Mars has been known for releasing sleek, concise albums that integrate catchy hooks into a strong cohesive work. This is still the case, as he captures the funk and soul he strived for with the creation of this album.
With only nine songs, 24K Magic plays at a mere 33 minutes. The first half of the songs on the record is high tempo, high energy and incredibly catchy. Nearly every song on the album is produced by first time producers Shampoo Press & Curl.
In the second half of the album, Mars slows things down with ballads that resemble those of Michael Jackson during the height of his career. While the production is clean and well-mixed, the ballads can’t support the shallow lyrics present on most of the album.
Mars kicks off the album with “24K Magic,” an electrifying introduction to his new sound. For the first time, Mars establishes himself as a top dog and boasted about his riches. While the song is undeniably catchy and sounds like a younger sibling to the Mark Ronson collaboration “Uptown Funk,” it feels like a sellout.

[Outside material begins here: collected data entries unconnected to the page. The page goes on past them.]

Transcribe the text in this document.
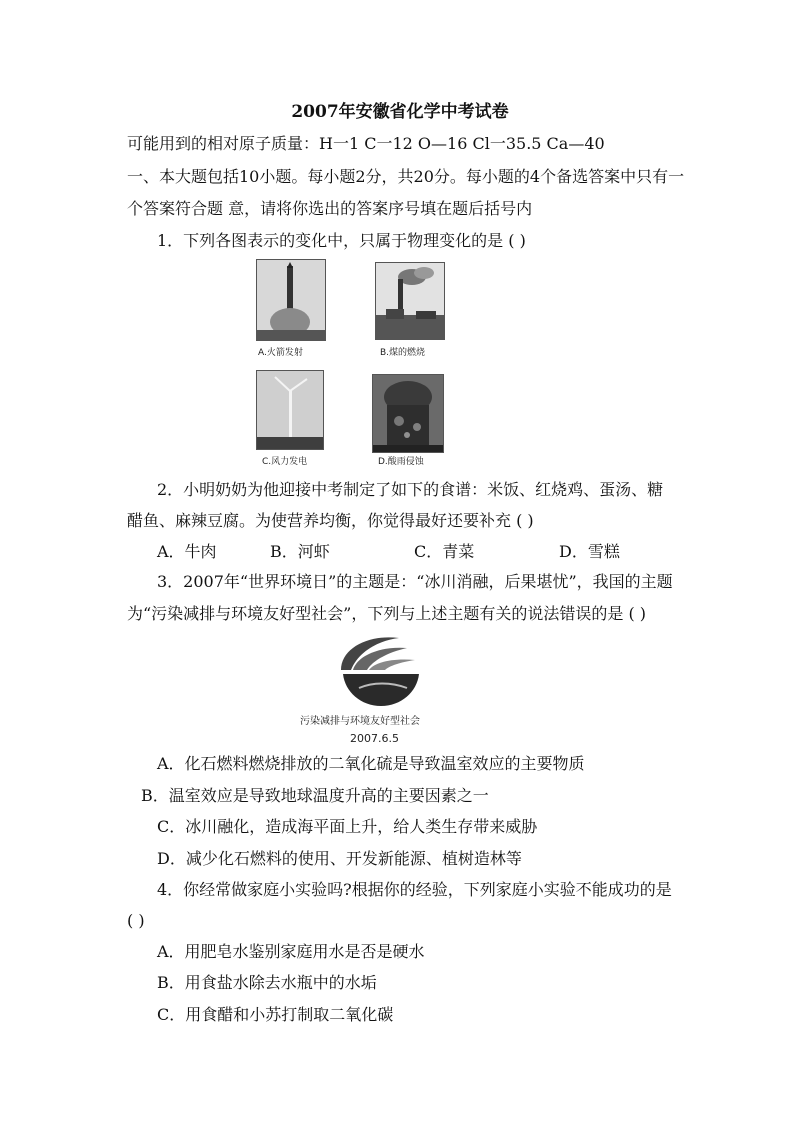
2007年安徽省化学中考试卷
可能用到的相对原子质量：H一1 C一12 O—16 Cl一35.5 Ca—40
一、本大题包括10小题。每小题2分，共20分。每小题的4个备选答案中只有一
个答案符合题 意，请将你选出的答案序号填在题后括号内
1．下列各图表示的变化中，只属于物理变化的是 ( )
A.火箭发射	B.煤的燃烧
C.风力发电	D.酸雨侵蚀
2．小明奶奶为他迎接中考制定了如下的食谱：米饭、红烧鸡、蛋汤、糖
醋鱼、麻辣豆腐。为使营养均衡，你觉得最好还要补充 ( )
A．牛肉	B．河虾	C．青菜	D．雪糕
3．2007年“世界环境日”的主题是：“冰川消融，后果堪忧”，我国的主题
为“污染减排与环境友好型社会”，下列与上述主题有关的说法错误的是 ( )
污染减排与环境友好型社会
2007.6.5
A．化石燃料燃烧排放的二氧化硫是导致温室效应的主要物质
B．温室效应是导致地球温度升高的主要因素之一
C．冰川融化，造成海平面上升，给人类生存带来威胁
D．减少化石燃料的使用、开发新能源、植树造林等
4．你经常做家庭小实验吗?根据你的经验，下列家庭小实验不能成功的是
( )
A．用肥皂水鉴别家庭用水是否是硬水
B．用食盐水除去水瓶中的水垢
C．用食醋和小苏打制取二氧化碳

One of the most troubling lyrics within the opening song is, “bad b—tches and your ugly ass friends.” Gone were the serenading words of chart-topping hits such as “Locked Out of Heaven” and “Just the Way you Are.”
Mars sounds less like he would catch a grenade for his lover and more like he would refer to women as grenades with this new attitude.
Mars soon undercuts this attitude, however, with the second song “Chunky.” The mid-tempo jam has Mars describing his ideal woman. Its catchy, funky and empowering. This duality is an example of much of the back and forth Mars takes in describing women in the album.
Following “That’s What I Like” is the album’s second pre-released single “Versace on the Floor.” With a resemblance to “When I Was Your Man,” Mars slows things down for a powerful ballad with a synth backed by handclaps. The song is sexy and catchy, but easily forgettable compared to the other tracks on the record.
“Finesse” provides a much-needed beat change for the record, but its content is too hollow to reignite the excitement of the early tracks on “24K Magic.” Mars closes the album with a more raw, slow-burning ballad “Too Good to Say Goodbye.” The song represents the deeper, meaningful lyrics Mars is generally known for. The song saves the album from being completely hollow.
With 24K Magic, Bruno Mars brought together a collection of songs into what could be his most sonically cohesive album yet. While the lyrical content at times felt shallow and insincere, Mars clearly had a lot of fun in the recording process. Fans of his previous work will mostly be satisfied by the fun, danceable tracks on the album. The record was undoubtedly fun and smooth, but it was not deep enough to warrant a second or third listen.